Isto inclui se o corte inicial reduzirá a taxa dos Fed funds em 25 pontos base ou 50 pontos base abaixo do seu actual intervalo de 525 a 550. Na última semana, os preços de mercado para os maiores O corte “jumbo” saltou de menos de 50% para quase 70%, de acordo com a ferramenta FedWatch do CME Group.
“Seja qual for o resultado, os mercados irão se movimentar”, disse Steven Bell, economista-chefe da Columbia Threadneedle, em nota na segunda-feira.
“É incomum que o Fed deixe o mercado com tantas suposições antes da reunião, especialmente tão perto das eleições presidenciais dos EUA. Só posso presumir que o próprio comitê esteja dividido”, continuou Bell.
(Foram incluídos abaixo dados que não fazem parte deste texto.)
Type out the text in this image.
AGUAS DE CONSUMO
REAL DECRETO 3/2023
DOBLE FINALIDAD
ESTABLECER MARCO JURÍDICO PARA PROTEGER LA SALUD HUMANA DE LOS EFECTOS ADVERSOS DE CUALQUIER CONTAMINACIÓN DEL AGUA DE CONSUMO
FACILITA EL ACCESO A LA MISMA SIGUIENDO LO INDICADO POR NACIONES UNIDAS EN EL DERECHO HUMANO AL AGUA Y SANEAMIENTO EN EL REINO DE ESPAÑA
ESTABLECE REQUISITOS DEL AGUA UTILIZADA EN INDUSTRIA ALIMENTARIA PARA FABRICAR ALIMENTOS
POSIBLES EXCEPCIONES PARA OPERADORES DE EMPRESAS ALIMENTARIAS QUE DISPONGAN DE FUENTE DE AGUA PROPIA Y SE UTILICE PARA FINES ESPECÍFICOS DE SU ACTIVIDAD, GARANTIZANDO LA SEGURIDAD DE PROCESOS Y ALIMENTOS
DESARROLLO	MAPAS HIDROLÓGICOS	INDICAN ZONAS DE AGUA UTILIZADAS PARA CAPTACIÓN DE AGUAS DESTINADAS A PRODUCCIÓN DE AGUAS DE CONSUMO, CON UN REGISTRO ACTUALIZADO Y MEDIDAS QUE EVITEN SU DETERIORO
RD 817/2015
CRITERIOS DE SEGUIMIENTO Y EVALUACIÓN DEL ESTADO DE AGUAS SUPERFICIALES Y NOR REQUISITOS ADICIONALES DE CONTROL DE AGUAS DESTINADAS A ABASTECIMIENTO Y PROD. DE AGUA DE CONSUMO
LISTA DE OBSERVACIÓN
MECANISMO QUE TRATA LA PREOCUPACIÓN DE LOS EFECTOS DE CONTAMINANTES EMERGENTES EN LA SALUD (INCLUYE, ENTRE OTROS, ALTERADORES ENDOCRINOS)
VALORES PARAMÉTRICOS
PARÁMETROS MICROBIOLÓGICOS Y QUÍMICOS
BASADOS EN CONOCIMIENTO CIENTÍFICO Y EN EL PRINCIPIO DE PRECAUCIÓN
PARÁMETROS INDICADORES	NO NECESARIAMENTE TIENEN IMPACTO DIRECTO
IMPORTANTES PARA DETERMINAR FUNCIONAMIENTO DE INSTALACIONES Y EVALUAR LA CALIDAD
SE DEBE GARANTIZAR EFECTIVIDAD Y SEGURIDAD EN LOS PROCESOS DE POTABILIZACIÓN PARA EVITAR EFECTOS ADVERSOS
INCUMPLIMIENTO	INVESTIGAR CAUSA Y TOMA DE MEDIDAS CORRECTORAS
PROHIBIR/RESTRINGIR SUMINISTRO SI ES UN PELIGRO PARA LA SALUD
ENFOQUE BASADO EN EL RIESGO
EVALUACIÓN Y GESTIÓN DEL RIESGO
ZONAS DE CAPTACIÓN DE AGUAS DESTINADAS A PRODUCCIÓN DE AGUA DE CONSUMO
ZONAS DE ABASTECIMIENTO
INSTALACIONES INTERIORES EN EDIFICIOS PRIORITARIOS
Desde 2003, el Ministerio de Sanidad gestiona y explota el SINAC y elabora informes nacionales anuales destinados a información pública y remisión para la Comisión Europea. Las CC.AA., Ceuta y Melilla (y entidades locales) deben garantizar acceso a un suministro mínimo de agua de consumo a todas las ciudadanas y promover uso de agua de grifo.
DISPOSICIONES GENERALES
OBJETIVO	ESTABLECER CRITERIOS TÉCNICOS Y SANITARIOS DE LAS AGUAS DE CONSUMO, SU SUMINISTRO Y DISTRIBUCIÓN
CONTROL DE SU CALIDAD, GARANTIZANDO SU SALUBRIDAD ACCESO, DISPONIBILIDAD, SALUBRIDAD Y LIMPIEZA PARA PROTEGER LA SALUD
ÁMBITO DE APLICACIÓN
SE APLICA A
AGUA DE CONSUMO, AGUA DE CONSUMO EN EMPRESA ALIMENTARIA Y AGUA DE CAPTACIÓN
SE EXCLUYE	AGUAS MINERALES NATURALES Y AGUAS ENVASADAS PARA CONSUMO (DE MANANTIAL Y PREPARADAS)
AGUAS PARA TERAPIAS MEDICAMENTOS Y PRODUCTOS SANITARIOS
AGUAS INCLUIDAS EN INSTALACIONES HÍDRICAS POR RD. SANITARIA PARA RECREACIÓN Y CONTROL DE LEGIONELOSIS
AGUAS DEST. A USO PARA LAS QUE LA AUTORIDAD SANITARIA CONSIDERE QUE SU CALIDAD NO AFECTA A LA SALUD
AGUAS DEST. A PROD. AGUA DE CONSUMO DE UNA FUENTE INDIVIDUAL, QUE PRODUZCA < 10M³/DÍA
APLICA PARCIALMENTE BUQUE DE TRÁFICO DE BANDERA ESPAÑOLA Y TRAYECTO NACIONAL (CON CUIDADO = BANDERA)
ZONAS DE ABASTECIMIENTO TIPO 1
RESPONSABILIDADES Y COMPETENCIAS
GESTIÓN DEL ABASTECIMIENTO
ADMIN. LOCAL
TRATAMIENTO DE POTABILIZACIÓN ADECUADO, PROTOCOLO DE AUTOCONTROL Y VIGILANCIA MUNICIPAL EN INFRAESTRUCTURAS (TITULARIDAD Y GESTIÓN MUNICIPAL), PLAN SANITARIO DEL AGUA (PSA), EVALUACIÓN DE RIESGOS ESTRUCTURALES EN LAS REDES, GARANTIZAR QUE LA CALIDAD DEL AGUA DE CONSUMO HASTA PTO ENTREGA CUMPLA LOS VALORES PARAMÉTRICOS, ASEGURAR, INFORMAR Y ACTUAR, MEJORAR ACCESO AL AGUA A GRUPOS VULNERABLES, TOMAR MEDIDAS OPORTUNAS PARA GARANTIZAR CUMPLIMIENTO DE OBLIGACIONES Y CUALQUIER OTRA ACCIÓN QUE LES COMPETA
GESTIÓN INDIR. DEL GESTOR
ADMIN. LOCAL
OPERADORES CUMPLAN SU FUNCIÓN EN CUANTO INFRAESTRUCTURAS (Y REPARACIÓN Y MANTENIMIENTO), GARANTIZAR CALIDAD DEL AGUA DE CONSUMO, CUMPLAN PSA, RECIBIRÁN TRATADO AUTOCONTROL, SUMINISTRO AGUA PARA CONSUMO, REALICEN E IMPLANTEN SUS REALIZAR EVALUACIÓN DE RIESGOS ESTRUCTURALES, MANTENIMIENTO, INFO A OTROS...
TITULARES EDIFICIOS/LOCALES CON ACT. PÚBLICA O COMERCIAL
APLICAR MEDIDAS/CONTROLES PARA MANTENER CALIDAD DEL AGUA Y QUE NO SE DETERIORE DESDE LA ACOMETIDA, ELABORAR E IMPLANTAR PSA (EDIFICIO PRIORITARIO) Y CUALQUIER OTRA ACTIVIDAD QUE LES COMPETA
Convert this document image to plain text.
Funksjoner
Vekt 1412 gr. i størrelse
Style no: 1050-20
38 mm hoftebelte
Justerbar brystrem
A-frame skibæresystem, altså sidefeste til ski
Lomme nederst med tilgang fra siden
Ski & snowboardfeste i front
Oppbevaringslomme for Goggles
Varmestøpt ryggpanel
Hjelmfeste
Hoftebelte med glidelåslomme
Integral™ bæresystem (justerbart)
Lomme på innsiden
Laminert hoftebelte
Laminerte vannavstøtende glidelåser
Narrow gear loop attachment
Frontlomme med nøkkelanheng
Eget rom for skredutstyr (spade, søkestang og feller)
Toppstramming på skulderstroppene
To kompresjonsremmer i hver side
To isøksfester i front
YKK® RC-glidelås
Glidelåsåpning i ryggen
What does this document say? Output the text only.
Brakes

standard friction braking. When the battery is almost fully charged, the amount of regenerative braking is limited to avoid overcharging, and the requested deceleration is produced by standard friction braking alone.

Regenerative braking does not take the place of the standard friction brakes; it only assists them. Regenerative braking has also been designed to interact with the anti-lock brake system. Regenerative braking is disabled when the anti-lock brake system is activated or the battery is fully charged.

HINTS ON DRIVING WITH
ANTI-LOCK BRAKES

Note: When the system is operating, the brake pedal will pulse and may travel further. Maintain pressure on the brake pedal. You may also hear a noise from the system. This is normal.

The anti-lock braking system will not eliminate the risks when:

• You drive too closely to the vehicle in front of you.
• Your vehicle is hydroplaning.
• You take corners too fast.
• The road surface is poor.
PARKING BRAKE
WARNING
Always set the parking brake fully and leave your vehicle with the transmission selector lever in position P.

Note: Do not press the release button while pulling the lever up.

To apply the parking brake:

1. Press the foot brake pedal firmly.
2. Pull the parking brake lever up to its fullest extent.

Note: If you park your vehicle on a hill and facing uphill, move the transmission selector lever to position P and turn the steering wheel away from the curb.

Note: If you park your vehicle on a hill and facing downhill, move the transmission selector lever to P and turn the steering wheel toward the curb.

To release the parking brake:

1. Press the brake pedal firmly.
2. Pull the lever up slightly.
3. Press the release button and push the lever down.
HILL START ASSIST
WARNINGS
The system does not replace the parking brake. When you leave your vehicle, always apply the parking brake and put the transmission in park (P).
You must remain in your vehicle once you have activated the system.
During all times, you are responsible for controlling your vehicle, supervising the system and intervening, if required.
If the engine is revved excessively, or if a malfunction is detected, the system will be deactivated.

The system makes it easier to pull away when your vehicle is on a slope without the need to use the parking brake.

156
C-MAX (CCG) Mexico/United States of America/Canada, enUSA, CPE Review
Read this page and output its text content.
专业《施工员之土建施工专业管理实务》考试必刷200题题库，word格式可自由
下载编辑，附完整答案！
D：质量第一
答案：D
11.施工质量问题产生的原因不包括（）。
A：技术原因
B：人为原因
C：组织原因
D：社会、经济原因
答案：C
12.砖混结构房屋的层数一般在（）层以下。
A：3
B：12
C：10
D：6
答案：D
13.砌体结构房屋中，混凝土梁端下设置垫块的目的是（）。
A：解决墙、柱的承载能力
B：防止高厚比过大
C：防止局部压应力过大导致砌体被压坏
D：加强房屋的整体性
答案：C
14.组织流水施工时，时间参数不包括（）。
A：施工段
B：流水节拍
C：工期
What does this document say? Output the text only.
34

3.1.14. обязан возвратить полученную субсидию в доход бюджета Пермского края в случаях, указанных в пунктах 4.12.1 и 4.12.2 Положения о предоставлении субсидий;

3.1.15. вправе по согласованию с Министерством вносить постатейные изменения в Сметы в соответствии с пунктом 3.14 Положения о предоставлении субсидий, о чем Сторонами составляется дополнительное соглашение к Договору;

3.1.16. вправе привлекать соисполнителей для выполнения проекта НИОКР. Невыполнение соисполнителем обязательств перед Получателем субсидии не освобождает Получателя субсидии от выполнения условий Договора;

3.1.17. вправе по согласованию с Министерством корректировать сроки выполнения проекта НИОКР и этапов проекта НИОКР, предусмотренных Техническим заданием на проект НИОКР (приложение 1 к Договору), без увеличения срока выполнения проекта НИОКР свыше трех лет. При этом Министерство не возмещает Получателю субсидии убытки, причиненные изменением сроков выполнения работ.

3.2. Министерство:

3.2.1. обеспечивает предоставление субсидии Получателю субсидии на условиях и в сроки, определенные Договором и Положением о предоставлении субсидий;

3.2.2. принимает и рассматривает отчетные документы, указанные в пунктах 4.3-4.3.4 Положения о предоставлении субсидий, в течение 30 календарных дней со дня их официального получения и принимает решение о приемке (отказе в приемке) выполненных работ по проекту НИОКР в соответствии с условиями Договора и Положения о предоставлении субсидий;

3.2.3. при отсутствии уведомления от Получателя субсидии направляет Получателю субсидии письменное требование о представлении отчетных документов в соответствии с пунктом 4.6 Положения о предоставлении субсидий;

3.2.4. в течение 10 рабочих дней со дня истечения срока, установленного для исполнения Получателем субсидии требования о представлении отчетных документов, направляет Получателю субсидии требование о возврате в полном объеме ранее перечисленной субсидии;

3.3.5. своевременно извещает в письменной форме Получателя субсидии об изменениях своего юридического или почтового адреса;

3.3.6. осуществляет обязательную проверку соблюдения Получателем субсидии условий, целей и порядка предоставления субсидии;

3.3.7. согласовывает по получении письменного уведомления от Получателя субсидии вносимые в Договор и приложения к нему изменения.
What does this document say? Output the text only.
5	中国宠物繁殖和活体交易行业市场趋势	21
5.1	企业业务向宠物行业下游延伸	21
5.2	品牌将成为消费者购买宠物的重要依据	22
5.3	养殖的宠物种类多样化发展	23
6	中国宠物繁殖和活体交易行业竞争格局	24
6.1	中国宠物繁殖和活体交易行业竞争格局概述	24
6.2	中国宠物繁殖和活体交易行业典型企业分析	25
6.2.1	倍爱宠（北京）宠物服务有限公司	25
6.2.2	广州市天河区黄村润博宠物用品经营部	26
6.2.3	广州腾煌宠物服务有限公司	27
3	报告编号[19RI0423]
As eleições de Novembro levantaram questões sobre a direcção da política fiscal dos EUA e como isso poderia, por sua vez, impactar a inflação e a política monetária.
Joe Tuckey, chefe de análise cambial da Argentex, disse que um corte inicial de 50 pontos base na taxa pelo Fed historicamente “precedeu alguns retornos terríveis nos mercados acionários”, principalmente em 2007, antes da Grande Crise Financeira, e no início dos anos 2000, em meio a a derrota do mercado da bolha tecnológica.
“Em essência, a necessidade de um corte maior aponta para preocupações de crescimento e problemas económicos futuros”, disse Tuckey.
No entanto, Hani Redha, gestor de carteira de múltiplos ativos da PineBridge Investments, disse que era “mais crítico” analisar os preços para cortes de mais de 270 pontos base até ao final de 2025.
“Os dados económicos ainda não são suficientemente decisivos para orientar o mercado”, disse Redha, que apoiava os sectores defensivos.
“Acredito que inicialmente a reação será mista, mas provavelmente as ações ainda poderão resistir até que haja uma quebra mais decisiva nos dados económicos.”